Lynn Pieniazek was my closest friend throughout my childhood. I specifically remember the day she upgraded me from simply "friend" to "best friend forever"--or BFF as we called it back in the 1980s.
It was during lunch one sunny spring day when we were in the second grade.

My mom, as she often did, had slipped a surprise in my lunch--a pack of Big League Chew. My offer to share this newfound treasure with Lynn apparently made an impression on the popular 8-year-old. At the end of the day, when our parents were picking us up from school, she pulled me over to her mom's car and announced with confidence, "This is Cate. She gets Big League Chew in her lunch. She's my new best friend." That was it. I was in!

Even at that young age, I knew my promotion wasn't solely a result of my charisma and charm. But I didn't mind. I was excited to have a new best friend. Throughout the years Lynn and I had our ups and downs, but we trusted and valued each other, and as a result, we developed a bond many of the other best friends didn't seem to have. And when Lynn's family moved 80 miles away in the middle of our sophomore year of high school, we were both devastated at the thought of not seeing each other every day.

In childhood, building relationships seems so much easier than it does once we reach adulthood. As we get older, additional factors--such as family responsibilities and career--make creating and maintaining relationships more difficult. And when it comes to professional relationships, particularly those between vendor and client, the task can be daunting.

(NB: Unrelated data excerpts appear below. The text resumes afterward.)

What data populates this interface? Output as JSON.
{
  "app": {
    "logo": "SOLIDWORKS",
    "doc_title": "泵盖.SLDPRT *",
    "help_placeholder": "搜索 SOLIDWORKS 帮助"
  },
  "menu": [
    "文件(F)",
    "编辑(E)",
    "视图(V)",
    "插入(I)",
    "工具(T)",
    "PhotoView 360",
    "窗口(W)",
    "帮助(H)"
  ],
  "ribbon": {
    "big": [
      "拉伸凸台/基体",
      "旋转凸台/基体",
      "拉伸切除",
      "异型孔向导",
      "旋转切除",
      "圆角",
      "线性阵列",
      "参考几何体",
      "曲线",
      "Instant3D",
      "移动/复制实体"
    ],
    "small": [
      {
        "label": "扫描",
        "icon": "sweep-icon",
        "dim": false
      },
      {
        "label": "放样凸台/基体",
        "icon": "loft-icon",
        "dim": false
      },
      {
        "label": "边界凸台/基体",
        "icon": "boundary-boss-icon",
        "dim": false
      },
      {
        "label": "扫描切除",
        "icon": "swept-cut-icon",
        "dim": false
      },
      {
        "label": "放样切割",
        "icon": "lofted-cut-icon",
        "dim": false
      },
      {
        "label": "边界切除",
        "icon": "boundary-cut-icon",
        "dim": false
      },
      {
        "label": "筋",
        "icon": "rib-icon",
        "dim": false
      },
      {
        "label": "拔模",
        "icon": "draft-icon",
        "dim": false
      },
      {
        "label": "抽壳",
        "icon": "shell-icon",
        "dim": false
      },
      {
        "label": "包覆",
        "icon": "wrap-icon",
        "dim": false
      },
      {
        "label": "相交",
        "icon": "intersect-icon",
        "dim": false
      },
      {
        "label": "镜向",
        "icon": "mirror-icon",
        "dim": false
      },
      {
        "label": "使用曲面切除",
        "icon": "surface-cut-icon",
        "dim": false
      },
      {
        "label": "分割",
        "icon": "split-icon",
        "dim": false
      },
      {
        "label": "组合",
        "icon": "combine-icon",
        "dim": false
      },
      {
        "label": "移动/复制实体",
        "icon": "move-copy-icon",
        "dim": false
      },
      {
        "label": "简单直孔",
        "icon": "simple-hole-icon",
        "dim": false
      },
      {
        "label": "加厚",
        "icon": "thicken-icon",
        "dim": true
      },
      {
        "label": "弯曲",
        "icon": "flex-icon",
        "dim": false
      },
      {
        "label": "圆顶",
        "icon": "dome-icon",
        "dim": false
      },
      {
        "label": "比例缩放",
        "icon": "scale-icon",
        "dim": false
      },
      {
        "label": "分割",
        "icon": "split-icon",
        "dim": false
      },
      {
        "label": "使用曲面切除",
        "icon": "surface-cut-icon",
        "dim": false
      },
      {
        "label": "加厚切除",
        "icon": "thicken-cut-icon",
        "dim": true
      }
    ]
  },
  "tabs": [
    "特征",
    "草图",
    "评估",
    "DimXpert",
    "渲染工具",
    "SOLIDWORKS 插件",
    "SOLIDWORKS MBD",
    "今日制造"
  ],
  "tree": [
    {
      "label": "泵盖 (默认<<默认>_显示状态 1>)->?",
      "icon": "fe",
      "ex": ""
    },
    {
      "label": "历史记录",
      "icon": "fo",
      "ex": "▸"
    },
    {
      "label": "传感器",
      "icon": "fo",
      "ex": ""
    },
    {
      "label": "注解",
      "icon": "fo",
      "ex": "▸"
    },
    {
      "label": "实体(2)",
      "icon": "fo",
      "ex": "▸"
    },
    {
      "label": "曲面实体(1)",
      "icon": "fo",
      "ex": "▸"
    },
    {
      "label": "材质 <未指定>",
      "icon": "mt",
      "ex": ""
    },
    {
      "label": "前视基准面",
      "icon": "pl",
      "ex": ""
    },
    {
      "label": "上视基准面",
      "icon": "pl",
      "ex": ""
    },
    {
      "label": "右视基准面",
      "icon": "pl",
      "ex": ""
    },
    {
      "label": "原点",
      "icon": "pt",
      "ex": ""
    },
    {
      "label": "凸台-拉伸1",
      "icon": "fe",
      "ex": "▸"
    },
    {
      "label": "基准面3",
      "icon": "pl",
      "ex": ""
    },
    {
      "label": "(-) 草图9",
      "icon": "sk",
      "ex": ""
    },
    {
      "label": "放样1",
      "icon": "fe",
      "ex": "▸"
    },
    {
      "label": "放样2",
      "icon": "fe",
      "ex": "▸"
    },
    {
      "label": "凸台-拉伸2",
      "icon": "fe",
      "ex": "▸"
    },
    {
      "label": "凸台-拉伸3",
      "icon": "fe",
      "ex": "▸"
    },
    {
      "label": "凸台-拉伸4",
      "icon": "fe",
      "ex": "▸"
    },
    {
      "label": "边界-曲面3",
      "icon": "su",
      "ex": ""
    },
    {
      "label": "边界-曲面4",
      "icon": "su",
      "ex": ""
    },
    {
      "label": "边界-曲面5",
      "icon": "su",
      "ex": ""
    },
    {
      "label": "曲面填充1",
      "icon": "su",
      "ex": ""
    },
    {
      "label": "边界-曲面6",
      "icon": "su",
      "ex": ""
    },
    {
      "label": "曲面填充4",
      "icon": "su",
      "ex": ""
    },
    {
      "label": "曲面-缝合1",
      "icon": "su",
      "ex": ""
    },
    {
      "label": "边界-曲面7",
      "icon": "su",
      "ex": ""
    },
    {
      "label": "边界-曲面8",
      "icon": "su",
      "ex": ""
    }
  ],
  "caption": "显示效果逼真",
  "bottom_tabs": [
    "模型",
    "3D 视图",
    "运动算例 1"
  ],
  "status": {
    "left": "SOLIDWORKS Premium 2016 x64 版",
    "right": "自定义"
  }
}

In this month's cover story, "The Rating Game," InsideCounsel shares the results of its
19th Annual Survey of General Counsel. We take a deeper look into the relationship between in-house lawyers and their outside counsel, and how each side views that important partnership. The story also highlights the relationship one in-house lawyer at eBay has built with a new model firm in his effort to find creative solutions for attaining cost-efficiency in his department.

Whether it's a relationship with a childhood friend or a new business partner, nurture is the crux of its success. As for Lynn, we may not speak every day, but a quarter of a century later she's still an important part of my life.